Syntax: Researchers have found that the internal “attention mechanisms” of Transformer models (the architecture behind GPT) seem to learn syntactic relationships. When processing a sentence, the model learns to pay more “attention” to grammatically related words. A verb pays attention to its subject; a pronoun pays attention to its antecedent. Without ever being taught a grammar tree, the model generates an internal representation that strongly mirrors one.

Semantics: The way LLMs represent words as vectors in a high-dimensional space (word embeddings) has been shown to capture complex semantic relationships. The famous example is that the vector for “King” minus the vector for “Man” plus the vector for “Woman” results in a vector very close to that of “Queen.” This shows the model has learned relationships of gender and royalty, a rediscovery of semantic features.

The Ghost is a Guide

Calling LLMs “black boxes” is both accurate and misleading. While their inner workings are dizzyingly complex, their output is not random magic.
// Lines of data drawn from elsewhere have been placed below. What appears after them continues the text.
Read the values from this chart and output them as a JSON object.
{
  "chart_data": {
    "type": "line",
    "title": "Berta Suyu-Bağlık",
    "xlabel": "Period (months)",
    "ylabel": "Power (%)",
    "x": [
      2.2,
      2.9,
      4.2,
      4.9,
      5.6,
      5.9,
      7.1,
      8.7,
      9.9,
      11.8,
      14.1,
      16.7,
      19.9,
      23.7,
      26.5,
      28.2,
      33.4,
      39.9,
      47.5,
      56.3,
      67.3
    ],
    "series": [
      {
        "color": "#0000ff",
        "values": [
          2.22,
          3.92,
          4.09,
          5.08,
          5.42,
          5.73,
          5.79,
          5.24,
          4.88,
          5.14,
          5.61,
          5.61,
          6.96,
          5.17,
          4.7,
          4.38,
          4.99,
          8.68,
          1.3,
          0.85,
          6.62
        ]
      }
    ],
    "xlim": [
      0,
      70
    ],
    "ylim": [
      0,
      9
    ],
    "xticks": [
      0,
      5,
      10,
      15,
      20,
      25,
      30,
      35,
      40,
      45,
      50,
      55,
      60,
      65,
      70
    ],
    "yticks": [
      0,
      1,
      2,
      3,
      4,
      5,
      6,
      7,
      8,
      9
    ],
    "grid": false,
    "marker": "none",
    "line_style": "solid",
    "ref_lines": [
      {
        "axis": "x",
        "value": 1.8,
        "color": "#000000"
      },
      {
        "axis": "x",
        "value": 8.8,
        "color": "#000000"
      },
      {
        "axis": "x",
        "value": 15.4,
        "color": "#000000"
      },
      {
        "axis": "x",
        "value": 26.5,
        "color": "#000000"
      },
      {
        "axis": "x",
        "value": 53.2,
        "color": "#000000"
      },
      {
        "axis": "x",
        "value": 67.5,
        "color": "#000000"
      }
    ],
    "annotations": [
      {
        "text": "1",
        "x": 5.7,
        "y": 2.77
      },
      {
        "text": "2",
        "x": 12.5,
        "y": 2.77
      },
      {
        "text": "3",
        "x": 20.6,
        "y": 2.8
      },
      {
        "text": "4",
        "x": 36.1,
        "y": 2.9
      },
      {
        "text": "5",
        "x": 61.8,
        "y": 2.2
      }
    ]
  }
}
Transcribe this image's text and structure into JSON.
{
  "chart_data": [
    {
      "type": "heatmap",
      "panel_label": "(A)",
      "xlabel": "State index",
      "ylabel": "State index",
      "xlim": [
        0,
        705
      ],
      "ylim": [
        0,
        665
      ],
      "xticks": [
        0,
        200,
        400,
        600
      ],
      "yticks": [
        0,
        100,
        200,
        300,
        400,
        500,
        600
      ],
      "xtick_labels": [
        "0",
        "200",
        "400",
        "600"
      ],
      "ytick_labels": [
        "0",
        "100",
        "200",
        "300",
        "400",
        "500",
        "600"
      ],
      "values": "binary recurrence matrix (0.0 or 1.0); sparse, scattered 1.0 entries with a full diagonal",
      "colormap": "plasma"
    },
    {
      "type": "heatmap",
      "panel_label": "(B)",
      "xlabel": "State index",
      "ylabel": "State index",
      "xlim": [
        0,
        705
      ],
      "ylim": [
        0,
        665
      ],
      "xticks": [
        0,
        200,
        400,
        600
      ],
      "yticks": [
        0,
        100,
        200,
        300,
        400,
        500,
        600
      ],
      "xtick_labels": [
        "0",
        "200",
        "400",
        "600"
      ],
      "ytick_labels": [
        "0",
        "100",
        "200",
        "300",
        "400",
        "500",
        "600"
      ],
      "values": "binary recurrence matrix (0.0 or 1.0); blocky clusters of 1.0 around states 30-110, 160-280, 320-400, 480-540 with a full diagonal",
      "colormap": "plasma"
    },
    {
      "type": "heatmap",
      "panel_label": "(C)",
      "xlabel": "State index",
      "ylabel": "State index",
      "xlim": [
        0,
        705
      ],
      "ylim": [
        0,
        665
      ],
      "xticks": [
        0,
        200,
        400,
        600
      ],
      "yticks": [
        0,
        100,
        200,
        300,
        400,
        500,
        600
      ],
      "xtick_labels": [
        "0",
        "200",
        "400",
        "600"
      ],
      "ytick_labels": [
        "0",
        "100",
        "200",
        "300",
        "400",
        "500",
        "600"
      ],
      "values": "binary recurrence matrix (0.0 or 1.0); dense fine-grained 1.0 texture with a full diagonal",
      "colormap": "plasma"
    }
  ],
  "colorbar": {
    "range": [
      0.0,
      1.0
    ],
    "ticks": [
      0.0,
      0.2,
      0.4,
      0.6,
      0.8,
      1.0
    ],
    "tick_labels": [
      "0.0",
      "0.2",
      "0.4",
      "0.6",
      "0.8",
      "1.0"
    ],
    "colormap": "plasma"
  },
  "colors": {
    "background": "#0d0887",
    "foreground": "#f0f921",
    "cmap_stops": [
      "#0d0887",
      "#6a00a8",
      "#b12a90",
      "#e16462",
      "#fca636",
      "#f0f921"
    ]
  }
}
They are powerful pattern-matching engines, and the patterns in human language were put there by us. The structure is inherent in the data.

The ghost in the AI is the ghost of our own linguistic structure, reflected back at us. An AI, given enough data and processing power, will inevitably converge on the most efficient representations of language—and it turns out those representations are the very morphemes, syntactic dependencies, and semantic relations that linguists have been studying all along.

This is an incredibly exciting validation for the field of linguistics. It confirms that the structures we’ve identified are not just academic constructs but are fundamental to how language works. For AI, it offers a tantalizing thought: perhaps looking back at the centuries of human-generated knowledge in linguistics isn’t a step backward, but a shortcut to building more intelligent, interpretable, and efficient models. The ghost in the machine isn’t something to be exorcised; it’s a guide we should start listening to.